Робеспьер приспособил Древний Рим к задачам Французской революции, взломав тем самым, по выражению из «Тезисов», континуум истории. Беньямин хотел взломать континуум культурной традиции, чтобы те, кто был угнетен, смогли увидеть обстоятельства своего существования. Нужно обнаружить варварство, положенное в основание прекрасного. Нужно пробудить массы от сна. Кажущееся нормальным должно предстать извращенным и подавляющим. Беньямин полагал, что знает, как это сделать. «Техническая репродуцируемость произведения искусства впервые в мировой истории освобождает его от паразитарного существования на ритуале», – пишет он. Сила этого афористичного замечания с трудом поддается пониманию, поскольку мы не сразу думаем о том, что произведение искусства связано с ритуалом. Но именно такова, по мнению Беньямина, была его функция. «Древнейшие произведения искусства, – пишет он, – возникли, как известно, чтобы служить ритуалу». Вне всякого сомнения, прыжок от предыдущего предложения к следующему выглядит по меньшей мере парадоксальным. «Иными словами: уникальная ценность “подлинного” произведения искусства основывается на ритуале». Это, однако, совсем не очевидно. Возможно, мы сможем заметить ритуал в поклонении древних греков статуе Венеры, но точно не в тот момент, когда сами смотрим на статую Венеры Милосской в Лувре. Беньямин настаивает на том, говорят его биографы, что если произведение искусства воспроизводится механически, то зрителю или слушателю больше не нужно воспринимать его в месте, посвященном культу этого произведения: в музее, концертном зале или церкви. Здесь, однако, можно возразить, что посещение кинотеатра или прослушивание записи является не менее (но и не более) культовой практикой или ритуалом, чем потребление искусств, не воспроизведенных техническими средствами.
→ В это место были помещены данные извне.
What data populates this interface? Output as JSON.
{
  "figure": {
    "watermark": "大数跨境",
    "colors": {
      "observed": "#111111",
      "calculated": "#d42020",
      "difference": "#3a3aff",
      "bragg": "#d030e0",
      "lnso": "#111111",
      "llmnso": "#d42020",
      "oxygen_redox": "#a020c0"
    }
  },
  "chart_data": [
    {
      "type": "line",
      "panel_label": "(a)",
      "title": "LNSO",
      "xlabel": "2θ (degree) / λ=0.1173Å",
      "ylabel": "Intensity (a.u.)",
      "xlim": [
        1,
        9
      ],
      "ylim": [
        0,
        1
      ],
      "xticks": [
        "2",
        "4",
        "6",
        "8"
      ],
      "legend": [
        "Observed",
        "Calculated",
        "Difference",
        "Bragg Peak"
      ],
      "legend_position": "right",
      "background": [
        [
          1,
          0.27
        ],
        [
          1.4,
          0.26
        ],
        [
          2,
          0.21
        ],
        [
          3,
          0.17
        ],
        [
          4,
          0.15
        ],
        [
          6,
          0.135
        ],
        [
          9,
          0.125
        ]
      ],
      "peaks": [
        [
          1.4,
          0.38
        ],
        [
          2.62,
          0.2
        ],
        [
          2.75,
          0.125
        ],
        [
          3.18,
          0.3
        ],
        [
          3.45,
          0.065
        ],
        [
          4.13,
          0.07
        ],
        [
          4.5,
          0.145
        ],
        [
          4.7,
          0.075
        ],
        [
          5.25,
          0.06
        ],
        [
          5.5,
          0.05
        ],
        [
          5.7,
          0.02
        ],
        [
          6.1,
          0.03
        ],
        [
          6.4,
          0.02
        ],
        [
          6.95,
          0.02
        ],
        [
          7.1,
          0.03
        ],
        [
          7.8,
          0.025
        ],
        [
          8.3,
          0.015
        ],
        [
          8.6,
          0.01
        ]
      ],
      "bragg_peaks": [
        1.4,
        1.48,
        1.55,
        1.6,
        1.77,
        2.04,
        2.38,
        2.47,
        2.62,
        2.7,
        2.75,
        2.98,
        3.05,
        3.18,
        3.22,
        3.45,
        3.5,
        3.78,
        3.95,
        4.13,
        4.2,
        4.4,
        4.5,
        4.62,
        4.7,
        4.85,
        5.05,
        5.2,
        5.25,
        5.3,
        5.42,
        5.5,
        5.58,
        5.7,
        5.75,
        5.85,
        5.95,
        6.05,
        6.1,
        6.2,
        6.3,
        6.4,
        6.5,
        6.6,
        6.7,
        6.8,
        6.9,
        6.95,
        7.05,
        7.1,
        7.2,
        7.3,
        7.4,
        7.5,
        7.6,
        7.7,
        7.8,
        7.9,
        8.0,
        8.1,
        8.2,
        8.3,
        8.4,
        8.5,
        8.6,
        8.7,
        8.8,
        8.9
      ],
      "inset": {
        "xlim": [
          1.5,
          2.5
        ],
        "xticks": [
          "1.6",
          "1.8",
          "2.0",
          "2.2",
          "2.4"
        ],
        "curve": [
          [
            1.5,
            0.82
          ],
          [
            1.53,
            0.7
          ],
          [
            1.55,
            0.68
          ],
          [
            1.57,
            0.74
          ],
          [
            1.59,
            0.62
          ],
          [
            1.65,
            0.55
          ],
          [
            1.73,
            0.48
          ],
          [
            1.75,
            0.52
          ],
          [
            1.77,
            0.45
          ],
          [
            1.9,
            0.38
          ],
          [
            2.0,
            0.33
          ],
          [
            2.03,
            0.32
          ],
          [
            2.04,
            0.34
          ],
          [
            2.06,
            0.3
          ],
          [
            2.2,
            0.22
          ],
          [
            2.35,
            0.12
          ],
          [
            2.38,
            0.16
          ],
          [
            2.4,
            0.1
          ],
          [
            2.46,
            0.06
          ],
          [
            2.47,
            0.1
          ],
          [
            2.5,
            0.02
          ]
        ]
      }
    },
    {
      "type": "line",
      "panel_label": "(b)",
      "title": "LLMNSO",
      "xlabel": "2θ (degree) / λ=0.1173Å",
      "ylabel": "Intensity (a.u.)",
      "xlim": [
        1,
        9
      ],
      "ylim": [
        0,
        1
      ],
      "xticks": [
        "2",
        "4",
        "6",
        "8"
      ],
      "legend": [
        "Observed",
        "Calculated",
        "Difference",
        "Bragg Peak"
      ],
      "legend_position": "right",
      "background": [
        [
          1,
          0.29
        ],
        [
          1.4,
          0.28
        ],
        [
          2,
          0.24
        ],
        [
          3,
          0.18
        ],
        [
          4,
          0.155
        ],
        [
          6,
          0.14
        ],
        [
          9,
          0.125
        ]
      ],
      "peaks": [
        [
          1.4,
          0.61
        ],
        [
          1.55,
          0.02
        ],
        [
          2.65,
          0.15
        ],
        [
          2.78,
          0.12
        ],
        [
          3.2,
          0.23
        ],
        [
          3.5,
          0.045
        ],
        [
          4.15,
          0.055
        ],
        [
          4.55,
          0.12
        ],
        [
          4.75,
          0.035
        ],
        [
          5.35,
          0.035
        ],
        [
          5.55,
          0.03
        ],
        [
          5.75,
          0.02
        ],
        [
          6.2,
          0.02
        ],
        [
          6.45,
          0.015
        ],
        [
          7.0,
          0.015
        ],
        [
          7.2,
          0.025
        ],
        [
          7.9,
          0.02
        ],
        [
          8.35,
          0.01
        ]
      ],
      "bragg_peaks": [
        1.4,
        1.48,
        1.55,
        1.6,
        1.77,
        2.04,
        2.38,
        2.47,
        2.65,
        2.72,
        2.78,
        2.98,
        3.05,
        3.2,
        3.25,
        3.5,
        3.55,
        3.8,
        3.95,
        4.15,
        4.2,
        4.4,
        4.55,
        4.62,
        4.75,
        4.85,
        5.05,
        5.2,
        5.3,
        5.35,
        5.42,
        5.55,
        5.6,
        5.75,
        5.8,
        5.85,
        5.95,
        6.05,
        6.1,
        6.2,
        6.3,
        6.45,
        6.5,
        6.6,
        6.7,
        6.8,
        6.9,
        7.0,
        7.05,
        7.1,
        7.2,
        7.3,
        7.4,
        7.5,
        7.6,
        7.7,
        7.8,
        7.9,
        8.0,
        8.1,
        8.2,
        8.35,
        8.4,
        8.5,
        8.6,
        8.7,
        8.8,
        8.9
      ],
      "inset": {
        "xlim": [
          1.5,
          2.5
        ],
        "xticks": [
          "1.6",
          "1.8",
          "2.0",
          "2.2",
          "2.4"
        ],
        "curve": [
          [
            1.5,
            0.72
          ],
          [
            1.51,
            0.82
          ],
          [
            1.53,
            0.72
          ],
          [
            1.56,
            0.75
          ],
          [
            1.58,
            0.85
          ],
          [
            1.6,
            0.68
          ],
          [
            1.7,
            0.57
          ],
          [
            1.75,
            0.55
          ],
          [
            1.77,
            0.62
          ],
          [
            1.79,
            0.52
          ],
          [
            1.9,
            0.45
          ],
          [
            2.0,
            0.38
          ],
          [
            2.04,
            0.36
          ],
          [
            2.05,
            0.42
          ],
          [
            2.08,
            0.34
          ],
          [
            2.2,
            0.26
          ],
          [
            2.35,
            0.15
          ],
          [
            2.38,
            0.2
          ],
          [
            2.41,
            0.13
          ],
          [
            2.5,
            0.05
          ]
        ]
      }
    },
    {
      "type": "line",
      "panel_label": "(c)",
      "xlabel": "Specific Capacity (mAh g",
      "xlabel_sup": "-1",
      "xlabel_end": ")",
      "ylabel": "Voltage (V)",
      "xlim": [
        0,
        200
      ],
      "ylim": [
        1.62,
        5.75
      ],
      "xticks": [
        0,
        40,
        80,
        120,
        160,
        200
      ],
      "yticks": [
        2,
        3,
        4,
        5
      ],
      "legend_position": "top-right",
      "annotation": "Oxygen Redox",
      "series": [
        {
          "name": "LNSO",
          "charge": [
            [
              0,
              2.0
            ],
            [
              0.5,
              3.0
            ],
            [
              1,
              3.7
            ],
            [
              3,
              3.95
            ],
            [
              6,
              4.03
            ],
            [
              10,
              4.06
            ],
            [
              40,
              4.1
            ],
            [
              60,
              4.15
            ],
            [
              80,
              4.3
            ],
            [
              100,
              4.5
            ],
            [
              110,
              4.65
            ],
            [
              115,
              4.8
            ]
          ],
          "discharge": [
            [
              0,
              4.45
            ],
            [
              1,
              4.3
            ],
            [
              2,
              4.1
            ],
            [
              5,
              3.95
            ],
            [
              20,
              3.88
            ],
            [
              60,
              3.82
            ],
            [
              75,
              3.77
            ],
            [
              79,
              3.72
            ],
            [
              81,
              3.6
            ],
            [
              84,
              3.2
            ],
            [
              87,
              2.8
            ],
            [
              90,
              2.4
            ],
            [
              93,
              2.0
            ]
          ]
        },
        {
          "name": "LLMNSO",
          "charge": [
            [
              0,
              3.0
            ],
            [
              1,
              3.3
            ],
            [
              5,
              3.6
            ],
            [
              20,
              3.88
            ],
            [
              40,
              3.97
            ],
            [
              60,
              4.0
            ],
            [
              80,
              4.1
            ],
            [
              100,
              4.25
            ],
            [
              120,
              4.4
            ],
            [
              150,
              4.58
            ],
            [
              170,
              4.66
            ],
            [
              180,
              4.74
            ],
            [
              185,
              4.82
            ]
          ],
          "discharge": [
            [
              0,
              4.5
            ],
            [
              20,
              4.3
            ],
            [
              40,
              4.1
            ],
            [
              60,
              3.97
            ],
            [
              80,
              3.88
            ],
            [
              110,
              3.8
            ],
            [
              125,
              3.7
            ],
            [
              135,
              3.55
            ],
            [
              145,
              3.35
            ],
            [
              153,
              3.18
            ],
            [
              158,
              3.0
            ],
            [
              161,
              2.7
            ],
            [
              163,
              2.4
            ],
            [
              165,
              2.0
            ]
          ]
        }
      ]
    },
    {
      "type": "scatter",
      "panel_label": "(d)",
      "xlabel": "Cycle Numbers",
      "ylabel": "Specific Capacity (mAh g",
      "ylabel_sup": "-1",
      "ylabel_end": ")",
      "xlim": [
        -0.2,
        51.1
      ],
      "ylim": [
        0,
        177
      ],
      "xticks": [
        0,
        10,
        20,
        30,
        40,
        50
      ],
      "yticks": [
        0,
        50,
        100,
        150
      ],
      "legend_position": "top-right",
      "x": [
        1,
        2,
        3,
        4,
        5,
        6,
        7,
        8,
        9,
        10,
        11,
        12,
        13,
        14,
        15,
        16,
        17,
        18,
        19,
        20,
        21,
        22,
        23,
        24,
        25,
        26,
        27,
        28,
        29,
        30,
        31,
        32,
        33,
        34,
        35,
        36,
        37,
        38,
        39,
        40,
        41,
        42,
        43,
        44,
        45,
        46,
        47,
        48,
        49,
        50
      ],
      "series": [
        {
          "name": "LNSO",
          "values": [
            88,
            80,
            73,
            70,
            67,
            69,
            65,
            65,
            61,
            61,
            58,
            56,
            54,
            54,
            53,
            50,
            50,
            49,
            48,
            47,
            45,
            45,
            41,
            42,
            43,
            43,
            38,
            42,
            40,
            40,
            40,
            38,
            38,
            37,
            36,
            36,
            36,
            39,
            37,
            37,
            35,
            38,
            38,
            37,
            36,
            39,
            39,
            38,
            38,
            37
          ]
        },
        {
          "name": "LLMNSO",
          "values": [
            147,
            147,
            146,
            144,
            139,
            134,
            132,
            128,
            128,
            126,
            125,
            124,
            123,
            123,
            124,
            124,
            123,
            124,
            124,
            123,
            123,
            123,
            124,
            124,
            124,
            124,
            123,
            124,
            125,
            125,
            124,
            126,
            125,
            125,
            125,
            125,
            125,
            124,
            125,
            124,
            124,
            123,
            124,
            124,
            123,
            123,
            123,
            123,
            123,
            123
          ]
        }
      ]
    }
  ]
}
Тезис Беньямина – и это тезис, который нужно реконструировать из вороха его мыслей, поскольку эссе написано в манере, аналогичной техникам монтажа, которыми он так восхищался, – состоит в том, что ритуальная основа искусства сохраняется даже тогда, когда, как в эпоху Возрождения, оно спускается вниз со священных алтарей и присоединяется к светскому культу прекрасного. Картинная галерея и концертный зал – это храмы, открыто себя таковыми не объявляющие. Даже в эпоху смерти Бога и секуляризации прекрасного (от Ренессанса до начала XX века, как примерно определяет Беньямин) произведение искусства все еще основывается на ритуале.
Но затем происходит нечто примечательное. Рождается фотография. Примерно в это же время, и совсем не случайно, как намекает Беньямин, – социализм. Первая означает подлинную революцию в средствах воспроизводства; второй – политику, которая уничтожит правящий класс вместе со всеми его произведениями. Вместе они ликвидируют зависимость искусства от ритуала. Есть только одна проблема: искусство отказывается играть на сцене мировой истории политическую роль. Наоборот, весь XIX век искусство только и делает, что рядится в чужие одежды, притворяясь тем, чем оно не является, и отрицает собственную социальную функцию. Произведение искусства притворяется, будто обладает внутренней ценностью, а не ценно потому, что помогает поддерживать статус-кво. Отсюда, например, берется утверждение кантовской «Критики способности суждения» о принципиально не заинтересованном характере эстетических суждений. Отсюда же эстетическое движение XIX века, провозгласившее лозунг «искусства для искусства». Это была последняя линия обороны автономии и чистоты искусства в тот момент, когда, если Беньямин прав, его предназначение стало политическим. Фотография, утверждает он, отделила искусство от его культовой основы, и эта автономия исчезла навсегда. Вместо искусства для искусства XX век увидит искусство для политики.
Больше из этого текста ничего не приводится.